Флора смотрела куда-то в пространство, опершись локтями о стол и прижав обе ладони ко рту, как будто пытаясь заставить себя молчать. Но это молчание длилось недолго. Ровно столько, сколько было необходимо, чтобы улучить момент и метнуть свое отравленное копье. И вот тут уже на пощаду рассчитывать не приходилось.
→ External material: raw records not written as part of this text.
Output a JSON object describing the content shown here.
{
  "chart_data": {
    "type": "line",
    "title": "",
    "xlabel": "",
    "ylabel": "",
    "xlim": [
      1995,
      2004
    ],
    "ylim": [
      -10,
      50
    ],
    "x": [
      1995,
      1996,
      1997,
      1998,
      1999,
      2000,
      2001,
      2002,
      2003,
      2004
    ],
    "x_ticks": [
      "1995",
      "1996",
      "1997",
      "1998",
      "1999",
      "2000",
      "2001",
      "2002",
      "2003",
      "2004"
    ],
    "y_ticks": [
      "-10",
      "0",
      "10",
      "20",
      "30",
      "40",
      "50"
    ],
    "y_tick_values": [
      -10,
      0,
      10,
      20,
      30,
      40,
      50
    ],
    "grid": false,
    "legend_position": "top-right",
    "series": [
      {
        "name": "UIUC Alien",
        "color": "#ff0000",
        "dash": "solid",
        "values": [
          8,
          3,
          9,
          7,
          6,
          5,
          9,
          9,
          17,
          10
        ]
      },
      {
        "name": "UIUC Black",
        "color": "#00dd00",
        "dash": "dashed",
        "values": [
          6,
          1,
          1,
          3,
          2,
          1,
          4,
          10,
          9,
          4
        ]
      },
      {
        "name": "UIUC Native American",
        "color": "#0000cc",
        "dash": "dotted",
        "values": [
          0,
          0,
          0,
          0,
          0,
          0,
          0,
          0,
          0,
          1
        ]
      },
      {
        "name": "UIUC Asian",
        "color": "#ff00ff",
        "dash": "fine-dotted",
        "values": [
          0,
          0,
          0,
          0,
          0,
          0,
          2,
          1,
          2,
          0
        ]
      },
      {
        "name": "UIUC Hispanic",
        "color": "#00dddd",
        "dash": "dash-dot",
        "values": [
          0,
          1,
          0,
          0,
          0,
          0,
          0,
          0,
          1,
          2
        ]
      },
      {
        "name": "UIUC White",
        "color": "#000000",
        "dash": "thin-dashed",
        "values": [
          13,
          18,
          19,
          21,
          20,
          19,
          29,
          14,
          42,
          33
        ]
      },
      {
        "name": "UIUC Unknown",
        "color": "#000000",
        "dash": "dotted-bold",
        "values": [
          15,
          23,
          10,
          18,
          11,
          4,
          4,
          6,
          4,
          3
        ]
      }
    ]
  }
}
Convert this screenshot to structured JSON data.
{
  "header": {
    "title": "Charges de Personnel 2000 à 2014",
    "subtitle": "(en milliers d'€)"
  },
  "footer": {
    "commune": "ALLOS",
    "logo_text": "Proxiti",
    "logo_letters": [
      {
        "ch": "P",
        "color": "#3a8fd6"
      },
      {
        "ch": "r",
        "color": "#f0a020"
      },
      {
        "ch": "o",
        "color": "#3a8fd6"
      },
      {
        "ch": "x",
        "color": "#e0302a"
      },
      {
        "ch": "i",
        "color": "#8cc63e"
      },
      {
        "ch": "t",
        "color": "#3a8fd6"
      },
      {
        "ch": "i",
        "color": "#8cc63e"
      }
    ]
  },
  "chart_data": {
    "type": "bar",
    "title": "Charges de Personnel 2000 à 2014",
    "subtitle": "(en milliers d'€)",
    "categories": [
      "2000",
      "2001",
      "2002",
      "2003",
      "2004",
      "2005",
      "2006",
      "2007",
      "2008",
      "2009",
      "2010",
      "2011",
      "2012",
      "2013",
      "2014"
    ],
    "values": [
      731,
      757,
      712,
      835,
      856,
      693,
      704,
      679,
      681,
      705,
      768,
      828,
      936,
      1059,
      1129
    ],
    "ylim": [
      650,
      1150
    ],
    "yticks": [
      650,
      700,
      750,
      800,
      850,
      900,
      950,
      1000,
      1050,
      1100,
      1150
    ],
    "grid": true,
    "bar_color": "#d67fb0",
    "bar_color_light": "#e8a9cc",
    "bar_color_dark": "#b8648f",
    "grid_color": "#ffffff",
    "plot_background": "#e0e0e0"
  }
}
Когда она заговорила, ее голос обрел прежнюю уверенность и присущую ему требовательную интонацию.

— Я полагаю, что ты пришла не только для того, чтобы изложить, что ты обо мне думаешь. Так что если у тебя есть какие-то конкретные вопросы, задавай их сейчас. Если нет, тебе придется уйти. Я не могу позволить себе терять время понапрасну.

Амайя извлекла из сумки маленькую картонную коробочку, открыла крышку и, прежде чем извлечь содержимое, посмотрела на сестру.

— То, что я тебе покажу, является уликой, обнаруженной на месте преступления. Я обращаюсь к тебе за помощью как к консультанту. Надеюсь, ты понимаешь — то, что ты увидишь, необходимо сохранить в тайне. Ты ни с кем не должна это обсуждать, включая членов семьи.

Флора кивнула. Выражение ее лица изменилось, и теперь на нем был написан живой интерес.

— Вот и хорошо. А теперь посмотри на это и скажи мне, что ты думаешь, — произнесла Амайя, извлекая из коробочки пакет, в котором лежало ароматное пирожное, обнаруженное на теле Анны.